Il ne se sauvait pas. Nous avions... en fait, j'avais essayé d'entretenir une conversation qui avait viré en chicane. Je voulais lui prouver que ces actions faussent ces dires. Je m'étais laissé tombé en bas du toit. Les vignes montaient déjà le long de mon corps pour me remonter. Je m'étais mise à sanglotter. "He does care... so why...?" Brayian était parti.
On m'avait attrapé par l'arrière. François étais là, il était revenu me porter le nounours. J'étais incapable de retenir ma frustration, mon incompréhension. J'avais fini par déchirer le bras du nounours. François était parti quelques intants après, se laissant tombé par dessus bord. Son air était pitoyable. J'aurais imaginé voir une toute autre personne. Son air était tellement triste. S'il était resté un instant de plus, je me serais probablement jeté dans ses bras en criant que j'étais désolé. J'étais une personne horrible. Alors qu'il m'avait réconforté toute la journée, aidé et amusé, je venais de l'envoyer balader. J'ai tellement honte de moi. Mes caprices ne font qu'empirer les choses.
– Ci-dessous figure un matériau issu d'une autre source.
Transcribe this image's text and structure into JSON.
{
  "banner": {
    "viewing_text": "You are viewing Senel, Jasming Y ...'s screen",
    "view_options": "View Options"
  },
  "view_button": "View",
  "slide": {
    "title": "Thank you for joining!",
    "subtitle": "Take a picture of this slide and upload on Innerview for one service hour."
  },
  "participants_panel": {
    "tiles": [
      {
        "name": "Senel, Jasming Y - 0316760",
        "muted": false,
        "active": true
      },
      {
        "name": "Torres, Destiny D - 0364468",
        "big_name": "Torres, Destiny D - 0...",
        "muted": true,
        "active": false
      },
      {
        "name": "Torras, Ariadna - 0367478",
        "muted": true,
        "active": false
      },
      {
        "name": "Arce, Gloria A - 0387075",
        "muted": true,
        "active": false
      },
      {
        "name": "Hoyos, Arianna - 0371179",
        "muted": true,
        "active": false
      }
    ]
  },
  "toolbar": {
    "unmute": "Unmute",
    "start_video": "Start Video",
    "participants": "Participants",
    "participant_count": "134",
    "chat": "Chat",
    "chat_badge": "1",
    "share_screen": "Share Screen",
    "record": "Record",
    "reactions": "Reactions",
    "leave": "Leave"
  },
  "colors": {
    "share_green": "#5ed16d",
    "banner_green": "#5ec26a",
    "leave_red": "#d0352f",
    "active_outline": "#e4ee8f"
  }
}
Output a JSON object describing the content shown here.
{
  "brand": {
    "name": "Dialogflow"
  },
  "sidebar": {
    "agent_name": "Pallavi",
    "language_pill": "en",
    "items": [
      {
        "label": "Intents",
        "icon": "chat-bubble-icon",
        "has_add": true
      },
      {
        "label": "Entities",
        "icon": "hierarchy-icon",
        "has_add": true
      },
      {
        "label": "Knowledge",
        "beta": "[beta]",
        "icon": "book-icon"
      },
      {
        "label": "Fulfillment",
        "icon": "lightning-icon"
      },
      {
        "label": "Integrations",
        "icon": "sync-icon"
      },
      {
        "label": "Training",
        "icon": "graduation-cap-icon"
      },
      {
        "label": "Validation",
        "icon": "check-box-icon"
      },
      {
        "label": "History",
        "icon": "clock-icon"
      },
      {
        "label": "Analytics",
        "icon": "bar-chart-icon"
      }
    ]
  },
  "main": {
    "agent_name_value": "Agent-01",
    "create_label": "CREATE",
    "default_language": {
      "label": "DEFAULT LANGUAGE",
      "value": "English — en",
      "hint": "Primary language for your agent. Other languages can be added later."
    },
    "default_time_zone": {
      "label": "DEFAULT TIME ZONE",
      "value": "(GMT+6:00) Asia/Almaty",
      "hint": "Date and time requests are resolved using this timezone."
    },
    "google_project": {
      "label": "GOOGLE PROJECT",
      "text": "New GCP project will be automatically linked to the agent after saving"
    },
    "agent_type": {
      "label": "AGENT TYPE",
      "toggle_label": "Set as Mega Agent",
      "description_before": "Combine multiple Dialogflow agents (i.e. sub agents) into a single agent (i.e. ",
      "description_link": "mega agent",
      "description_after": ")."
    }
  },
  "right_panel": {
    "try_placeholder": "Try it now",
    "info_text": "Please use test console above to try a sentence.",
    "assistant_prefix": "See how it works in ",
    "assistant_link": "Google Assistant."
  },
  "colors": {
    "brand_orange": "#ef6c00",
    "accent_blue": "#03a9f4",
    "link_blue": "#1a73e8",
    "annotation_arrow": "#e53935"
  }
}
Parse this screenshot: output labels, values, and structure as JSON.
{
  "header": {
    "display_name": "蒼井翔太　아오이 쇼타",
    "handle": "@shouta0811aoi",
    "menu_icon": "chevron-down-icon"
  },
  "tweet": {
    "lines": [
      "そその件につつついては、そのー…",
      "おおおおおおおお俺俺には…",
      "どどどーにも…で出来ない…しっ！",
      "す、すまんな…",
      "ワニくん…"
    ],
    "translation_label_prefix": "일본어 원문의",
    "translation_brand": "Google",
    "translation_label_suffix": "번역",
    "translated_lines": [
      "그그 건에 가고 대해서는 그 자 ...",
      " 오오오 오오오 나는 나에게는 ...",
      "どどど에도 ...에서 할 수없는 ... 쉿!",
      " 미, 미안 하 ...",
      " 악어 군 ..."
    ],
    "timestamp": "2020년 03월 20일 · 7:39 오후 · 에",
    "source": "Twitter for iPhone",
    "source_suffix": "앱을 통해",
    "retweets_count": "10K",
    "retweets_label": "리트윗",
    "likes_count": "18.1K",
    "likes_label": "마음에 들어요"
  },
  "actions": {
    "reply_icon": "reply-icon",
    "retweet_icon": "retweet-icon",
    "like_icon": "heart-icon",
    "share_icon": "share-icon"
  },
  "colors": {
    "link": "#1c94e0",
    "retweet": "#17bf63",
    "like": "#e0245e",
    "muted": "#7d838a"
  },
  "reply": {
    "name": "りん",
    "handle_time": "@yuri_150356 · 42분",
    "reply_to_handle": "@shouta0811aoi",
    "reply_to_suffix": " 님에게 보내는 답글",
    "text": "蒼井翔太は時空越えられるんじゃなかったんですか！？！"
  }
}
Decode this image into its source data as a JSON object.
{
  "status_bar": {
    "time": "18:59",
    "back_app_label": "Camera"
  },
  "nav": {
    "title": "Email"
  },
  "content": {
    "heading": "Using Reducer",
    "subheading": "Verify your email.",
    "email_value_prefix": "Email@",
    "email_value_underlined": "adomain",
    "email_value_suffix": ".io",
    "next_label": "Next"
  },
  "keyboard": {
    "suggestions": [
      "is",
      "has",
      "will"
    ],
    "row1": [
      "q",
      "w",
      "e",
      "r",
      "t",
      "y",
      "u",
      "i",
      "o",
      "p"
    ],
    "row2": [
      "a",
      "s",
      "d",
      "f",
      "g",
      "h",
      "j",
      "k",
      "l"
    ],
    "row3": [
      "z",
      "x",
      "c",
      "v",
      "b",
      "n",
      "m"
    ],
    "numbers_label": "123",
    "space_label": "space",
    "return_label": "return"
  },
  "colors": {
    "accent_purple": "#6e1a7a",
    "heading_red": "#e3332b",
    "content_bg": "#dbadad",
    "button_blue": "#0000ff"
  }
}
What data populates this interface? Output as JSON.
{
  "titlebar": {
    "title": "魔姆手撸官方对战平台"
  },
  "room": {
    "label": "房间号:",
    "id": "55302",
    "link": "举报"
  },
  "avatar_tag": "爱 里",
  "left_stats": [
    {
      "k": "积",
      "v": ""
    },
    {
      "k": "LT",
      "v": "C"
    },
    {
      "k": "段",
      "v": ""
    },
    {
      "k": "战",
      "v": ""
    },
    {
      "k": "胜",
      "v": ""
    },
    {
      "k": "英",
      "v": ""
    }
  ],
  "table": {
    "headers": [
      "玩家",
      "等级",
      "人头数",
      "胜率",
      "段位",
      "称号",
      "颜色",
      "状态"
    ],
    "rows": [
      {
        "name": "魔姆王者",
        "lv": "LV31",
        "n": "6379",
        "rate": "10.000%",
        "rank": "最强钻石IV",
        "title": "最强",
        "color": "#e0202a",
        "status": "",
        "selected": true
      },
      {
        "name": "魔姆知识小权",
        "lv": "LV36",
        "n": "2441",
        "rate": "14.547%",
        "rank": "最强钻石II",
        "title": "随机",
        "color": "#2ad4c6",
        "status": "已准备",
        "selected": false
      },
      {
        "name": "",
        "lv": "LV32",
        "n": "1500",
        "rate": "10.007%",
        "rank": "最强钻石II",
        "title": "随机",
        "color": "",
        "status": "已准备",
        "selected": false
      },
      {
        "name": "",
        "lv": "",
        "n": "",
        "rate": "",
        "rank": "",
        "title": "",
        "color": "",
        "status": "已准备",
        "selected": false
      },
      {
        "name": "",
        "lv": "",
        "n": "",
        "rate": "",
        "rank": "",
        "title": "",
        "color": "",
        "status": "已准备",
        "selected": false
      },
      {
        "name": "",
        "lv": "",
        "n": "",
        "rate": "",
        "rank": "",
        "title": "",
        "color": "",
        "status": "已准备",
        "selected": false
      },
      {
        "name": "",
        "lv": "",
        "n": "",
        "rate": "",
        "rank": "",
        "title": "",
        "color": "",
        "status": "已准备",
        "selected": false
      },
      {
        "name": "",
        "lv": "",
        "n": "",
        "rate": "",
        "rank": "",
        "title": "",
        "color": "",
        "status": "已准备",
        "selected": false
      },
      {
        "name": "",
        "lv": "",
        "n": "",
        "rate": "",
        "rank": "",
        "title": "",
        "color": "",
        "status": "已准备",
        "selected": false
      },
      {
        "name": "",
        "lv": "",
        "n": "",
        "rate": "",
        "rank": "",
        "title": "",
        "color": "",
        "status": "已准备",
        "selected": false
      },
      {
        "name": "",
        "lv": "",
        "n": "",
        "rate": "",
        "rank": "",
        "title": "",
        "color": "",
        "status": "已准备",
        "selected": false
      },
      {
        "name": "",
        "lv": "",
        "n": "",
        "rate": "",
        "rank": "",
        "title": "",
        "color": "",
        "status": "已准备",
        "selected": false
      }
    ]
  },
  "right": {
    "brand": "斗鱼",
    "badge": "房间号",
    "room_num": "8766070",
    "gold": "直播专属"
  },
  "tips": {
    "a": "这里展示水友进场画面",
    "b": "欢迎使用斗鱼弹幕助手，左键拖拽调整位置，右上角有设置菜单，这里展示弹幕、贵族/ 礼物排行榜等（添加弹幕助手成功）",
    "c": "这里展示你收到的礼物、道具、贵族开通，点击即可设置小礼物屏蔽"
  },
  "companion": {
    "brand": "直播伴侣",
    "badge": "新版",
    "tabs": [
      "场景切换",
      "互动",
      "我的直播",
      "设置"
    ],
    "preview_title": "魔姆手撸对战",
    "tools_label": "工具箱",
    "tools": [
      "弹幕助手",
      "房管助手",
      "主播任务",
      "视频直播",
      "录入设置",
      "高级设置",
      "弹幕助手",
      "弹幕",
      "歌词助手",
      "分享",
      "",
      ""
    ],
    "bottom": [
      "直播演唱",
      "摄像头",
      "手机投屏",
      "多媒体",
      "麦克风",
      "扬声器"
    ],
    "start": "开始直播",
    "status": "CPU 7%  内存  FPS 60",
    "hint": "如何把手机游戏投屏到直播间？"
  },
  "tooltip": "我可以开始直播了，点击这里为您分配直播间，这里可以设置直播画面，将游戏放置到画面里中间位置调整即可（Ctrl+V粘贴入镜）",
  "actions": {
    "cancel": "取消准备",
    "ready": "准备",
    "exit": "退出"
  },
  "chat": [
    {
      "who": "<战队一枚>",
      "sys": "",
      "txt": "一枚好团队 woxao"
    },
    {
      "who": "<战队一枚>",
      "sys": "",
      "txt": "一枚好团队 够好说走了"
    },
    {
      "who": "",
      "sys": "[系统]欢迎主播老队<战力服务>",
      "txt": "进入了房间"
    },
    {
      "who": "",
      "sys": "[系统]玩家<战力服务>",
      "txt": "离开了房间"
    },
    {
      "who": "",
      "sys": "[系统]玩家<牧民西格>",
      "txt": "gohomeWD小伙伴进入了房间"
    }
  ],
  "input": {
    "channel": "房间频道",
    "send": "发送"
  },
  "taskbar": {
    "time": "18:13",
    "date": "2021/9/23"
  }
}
Je suis qu'une enfant gatée et égoïste.
J'étais descendu en bas, les larmes continant à couler. J'avais montré le bras du nounours à Yoshi en lui demandant si elle pouvait le réparer. J'ai appris à ce moment des choses interressantes sur François. Je me retrouvais incapable de le detester. Mais, j'appris à Yoshi l'endroit ou il se trouvait. Et qu'elle aussi, Quentin, se retrouvait à Nims. Son visage se tordait de confusion comme si elle comprenait soudainement, plusieurs choses qu'elle n'avait jamais comprise...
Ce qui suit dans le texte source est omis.